On July 31st, 2015 while David Wilson(the clinical coordinator of Safe Haven) sat in the audience with three of his clients and watched the performance of “I Will Wait; the Veteran’s Spouse Project,” he thought, “…every returning veteran from the Middle-East needs to be commanded to see this prior to reengaging with their own families.”

This special production combined music, dance and drama to portray the stories of military spouses throughout different war eras starting with the end of World War II and ending with the current war.
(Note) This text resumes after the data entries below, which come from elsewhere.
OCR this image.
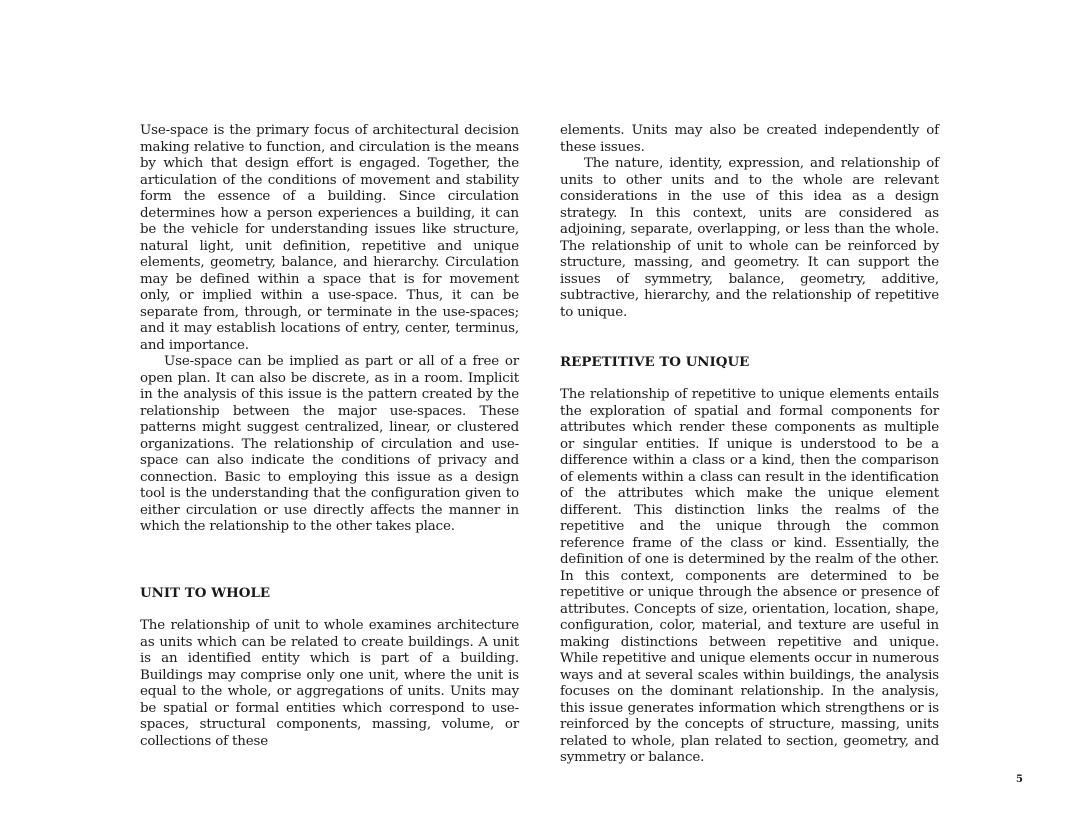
Use-space is the primary focus of architectural decision making relative to function, and circulation is the means by which that design effort is engaged. Together, the articulation of the conditions of movement and stability form the essence of a building. Since circulation determines how a person experiences a building, it can be the vehicle for understanding issues like structure, natural light, unit definition, repetitive and unique elements, geometry, balance, and hierarchy. Circulation may be defined within a space that is for movement only, or implied within a use-space. Thus, it can be separate from, through, or terminate in the use-spaces; and it may establish locations of entry, center, terminus, and importance.

Use-space can be implied as part or all of a free or open plan. It can also be discrete, as in a room. Implicit in the analysis of this issue is the pattern created by the relationship between the major use-spaces. These patterns might suggest centralized, linear, or clustered organizations. The relationship of circulation and use-space can also indicate the conditions of privacy and connection. Basic to employing this issue as a design tool is the understanding that the configuration given to either circulation or use directly affects the manner in which the relationship to the other takes place.

UNIT TO WHOLE

The relationship of unit to whole examines architecture as units which can be related to create buildings. A unit is an identified entity which is part of a building. Buildings may comprise only one unit, where the unit is equal to the whole, or aggregations of units. Units may be spatial or formal entities which correspond to use-spaces, structural components, massing, volume, or collections of these

elements. Units may also be created independently of these issues.

The nature, identity, expression, and relationship of units to other units and to the whole are relevant considerations in the use of this idea as a design strategy. In this context, units are considered as adjoining, separate, overlapping, or less than the whole. The relationship of unit to whole can be reinforced by structure, massing, and geometry. It can support the issues of symmetry, balance, geometry, additive, subtractive, hierarchy, and the relationship of repetitive to unique.

REPETITIVE TO UNIQUE

The relationship of repetitive to unique elements entails the exploration of spatial and formal components for attributes which render these components as multiple or singular entities. If unique is understood to be a difference within a class or a kind, then the comparison of elements within a class can result in the identification of the attributes which make the unique element different. This distinction links the realms of the repetitive and the unique through the common reference frame of the class or kind. Essentially, the definition of one is determined by the realm of the other. In this context, components are determined to be repetitive or unique through the absence or presence of attributes. Concepts of size, orientation, location, shape, configuration, color, material, and texture are useful in making distinctions between repetitive and unique. While repetitive and unique elements occur in numerous ways and at several scales within buildings, the analysis focuses on the dominant relationship. In the analysis, this issue generates information which strengthens or is reinforced by the concepts of structure, massing, units related to whole, plan related to section, geometry, and symmetry or balance.

5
It was at Arts United in Fort Wayne and 100 percent of the proceeds were donated to the Richard Lugar Safe Haven, a residential program of Volunteers of America of Indiana.

Amy Upgraft, the creator and co-playwright, served as a catalyst for the production because she wanted more people to share their own stories with others. She also wants it to serve both as a way for spouses to share stories between each other and as a way to educate other people about how military service affects families. In her own words:

“We want to help bridge the widening gap between our military and the rest of the American population while allowing veterans’ spouses to feel like their stories were being told...I want Americans to see that we are all connected…and their connection to the military is often not as far away as it feels.”–

Wilson saw such value in this production because it touched him on a personal basis and a professional basis. In a brief review to his staff he stated: “The section on the Vietnam family really hit me hard. I have no idea where Amy got her material for this one, but it is so close to a family I personally knew that it nearly wrenched my heart right out of my chest.”
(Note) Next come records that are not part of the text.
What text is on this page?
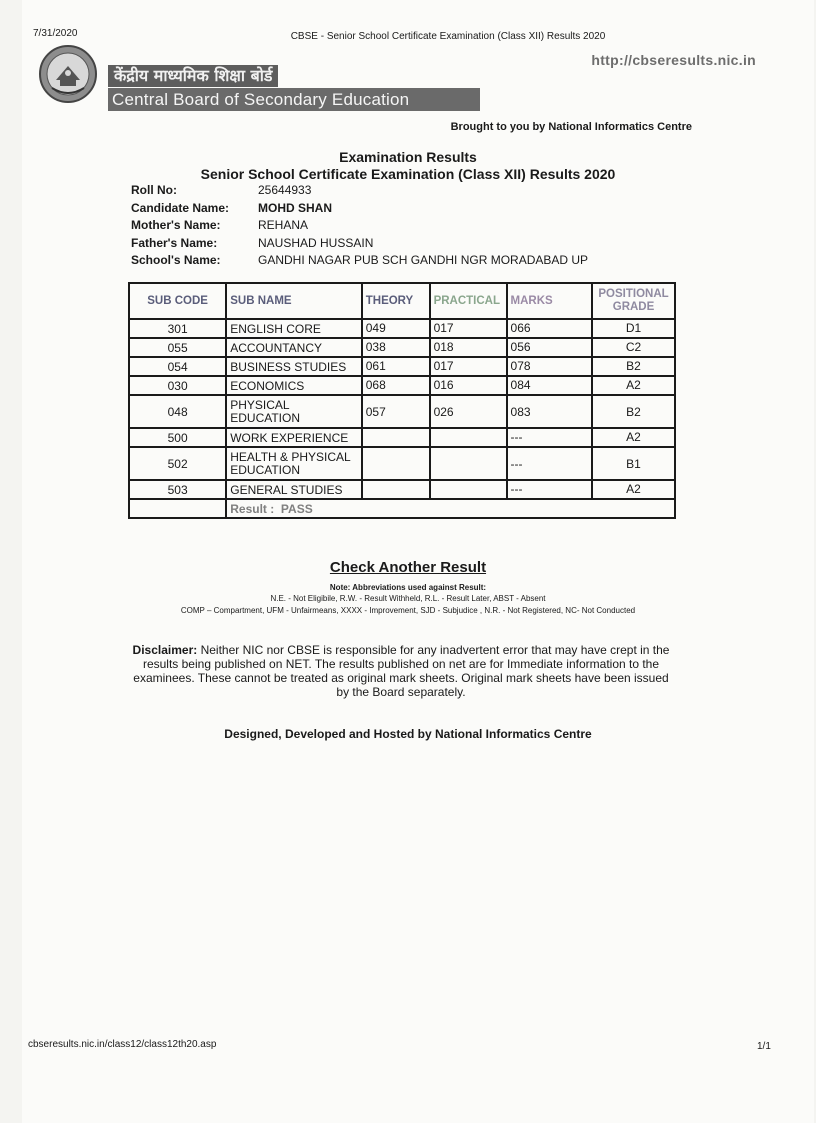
7/31/2020	CBSE - Senior School Certificate Examination (Class XII) Results 2020
http://cbseresults.nic.in
केंद्रीय माध्यमिक शिक्षा बोर्ड
Central Board of Secondary Education
Brought to you by National Informatics Centre
Examination Results
Senior School Certificate Examination (Class XII) Results 2020
Roll No:	25644933
Candidate Name:	MOHD SHAN
Mother's Name:	REHANA
Father's Name:	NAUSHAD HUSSAIN
School's Name:	GANDHI NAGAR PUB SCH GANDHI NGR MORADABAD UP
SUB CODE	SUB NAME	THEORY	PRACTICAL	MARKS	POSITIONAL
GRADE
301	ENGLISH CORE	049	017	066	D1
055	ACCOUNTANCY	038	018	056	C2
054	BUSINESS STUDIES	061	017	078	B2
030	ECONOMICS	068	016	084	A2
048	PHYSICAL
EDUCATION	057	026	083	B2
500	WORK EXPERIENCE			---	A2
502	HEALTH & PHYSICAL
EDUCATION			---	B1
503	GENERAL STUDIES			---	A2
	Result : PASS				
Check Another Result
Note: Abbreviations used against Result:
N.E. - Not Eligibile, R.W. - Result Withheld, R.L. - Result Later, ABST - Absent
COMP – Compartment, UFM - Unfairmeans, XXXX - Improvement, SJD - Subjudice , N.R. - Not Registered, NC- Not Conducted
Disclaimer: Neither NIC nor CBSE is responsible for any inadvertent error that may have crept in the results being published on NET. The results published on net are for Immediate information to the examinees. These cannot be treated as original mark sheets. Original mark sheets have been issued by the Board separately.
Designed, Developed and Hosted by National Informatics Centre
cbseresults.nic.in/class12/class12th20.asp	1/1
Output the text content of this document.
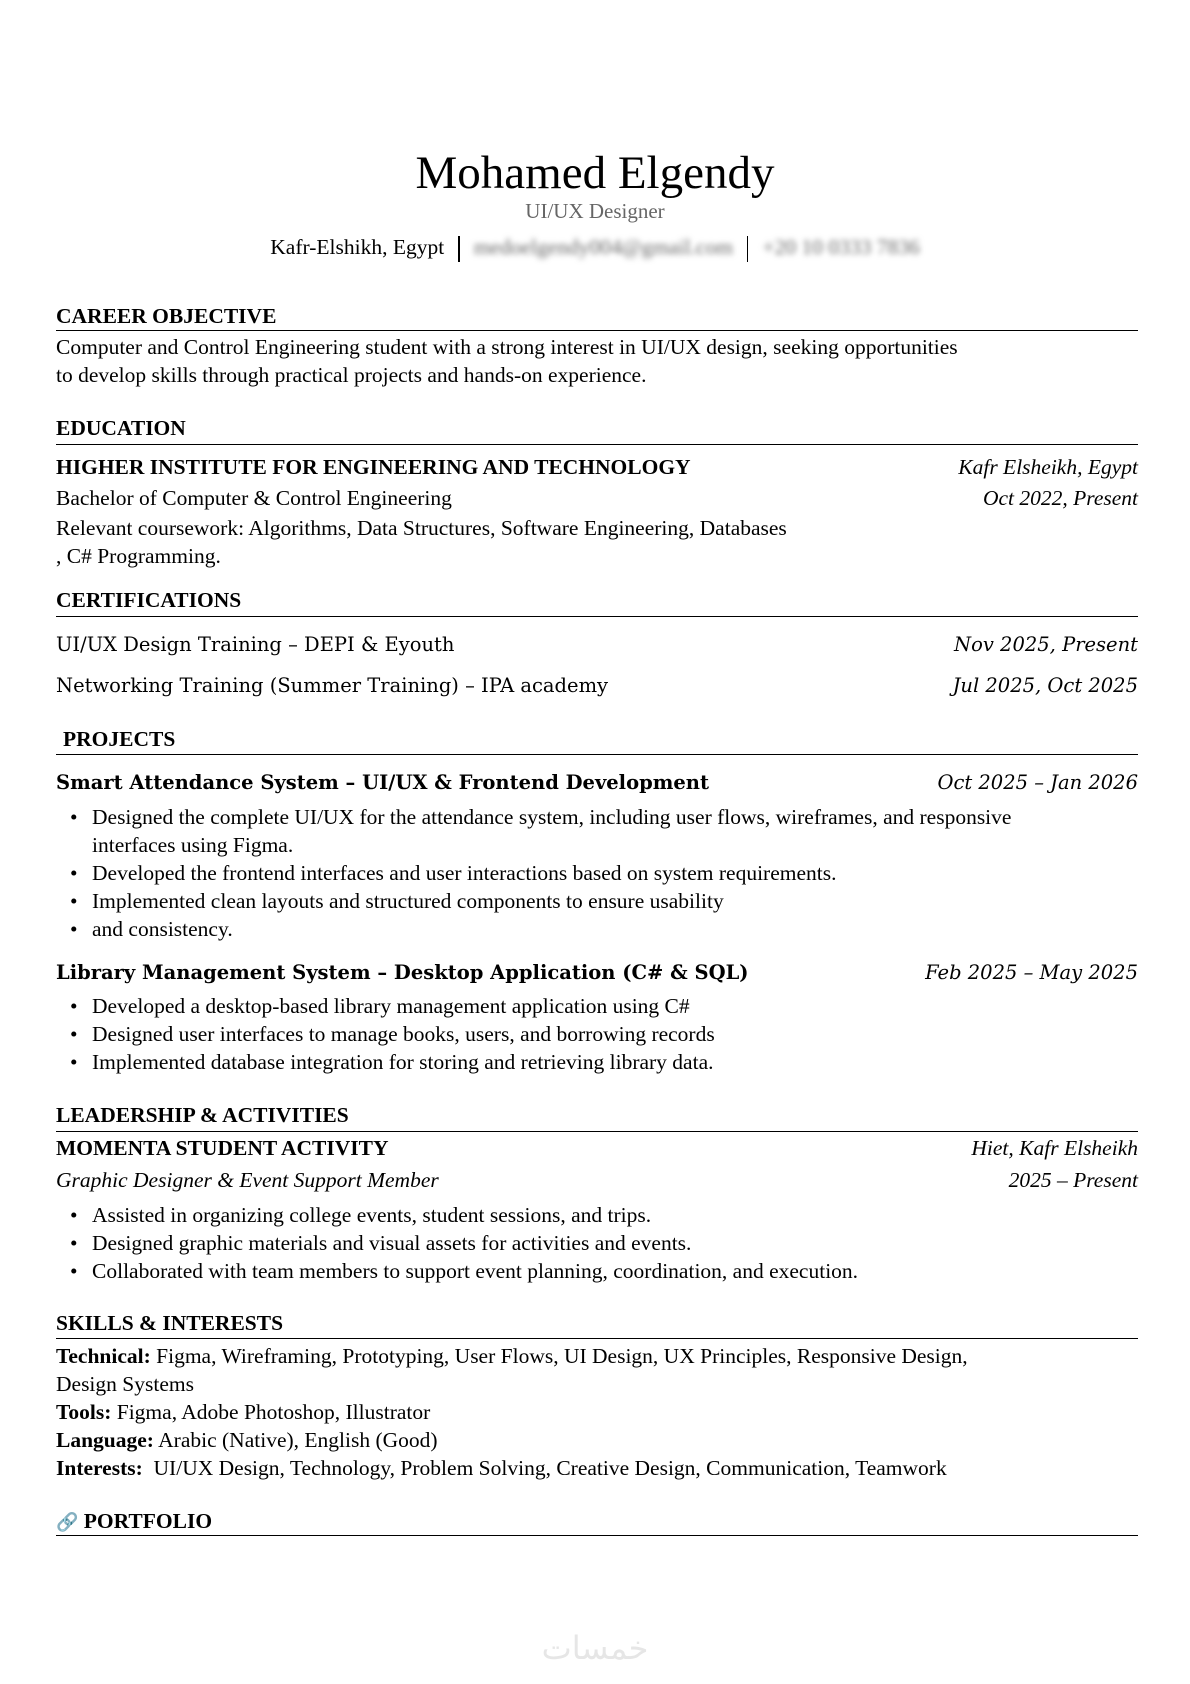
Mohamed Elgendy
UI/UX Designer
Kafr-Elshikh, Egypt medoelgendy004@gmail.com +20 10 0333 7836
CAREER OBJECTIVE
Computer and Control Engineering student with a strong interest in UI/UX design, seeking opportunities
to develop skills through practical projects and hands-on experience.
EDUCATION
HIGHER INSTITUTE FOR ENGINEERING AND TECHNOLOGY	Kafr Elsheikh, Egypt
Bachelor of Computer & Control Engineering	Oct 2022, Present
Relevant coursework: Algorithms, Data Structures, Software Engineering, Databases
, C# Programming.
CERTIFICATIONS
UI/UX Design Training – DEPI & Eyouth	Nov 2025, Present
Networking Training (Summer Training) – IPA academy	Jul 2025, Oct 2025
PROJECTS
Smart Attendance System – UI/UX & Frontend Development	Oct 2025 – Jan 2026
• Designed the complete UI/UX for the attendance system, including user flows, wireframes, and responsive
interfaces using Figma.
• Developed the frontend interfaces and user interactions based on system requirements.
• Implemented clean layouts and structured components to ensure usability
• and consistency.
Library Management System – Desktop Application (C# & SQL)	Feb 2025 – May 2025
• Developed a desktop-based library management application using C#
• Designed user interfaces to manage books, users, and borrowing records
• Implemented database integration for storing and retrieving library data.
LEADERSHIP & ACTIVITIES
MOMENTA STUDENT ACTIVITY	Hiet, Kafr Elsheikh
Graphic Designer & Event Support Member	2025 – Present
• Assisted in organizing college events, student sessions, and trips.
• Designed graphic materials and visual assets for activities and events.
• Collaborated with team members to support event planning, coordination, and execution.
SKILLS & INTERESTS
Technical: Figma, Wireframing, Prototyping, User Flows, UI Design, UX Principles, Responsive Design,
Design Systems
Tools: Figma, Adobe Photoshop, Illustrator
Language: Arabic (Native), English (Good)
Interests:  UI/UX Design, Technology, Problem Solving, Creative Design, Communication, Teamwork
🔗 PORTFOLIO
خمسات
Wilson gave some opening remarks that introduced the audience to Safe Haven. He also briefly commented from the clinician’s perspective on needs family members have related to deployment of a loved one. Overall, he was very impressed with the production, saying, “Considering the work we do with veterans, I think this perspective is highly relevant for us to have a better approach as we help our residents adjust to their own families and friends with a better understanding of how to make their own situations improve.”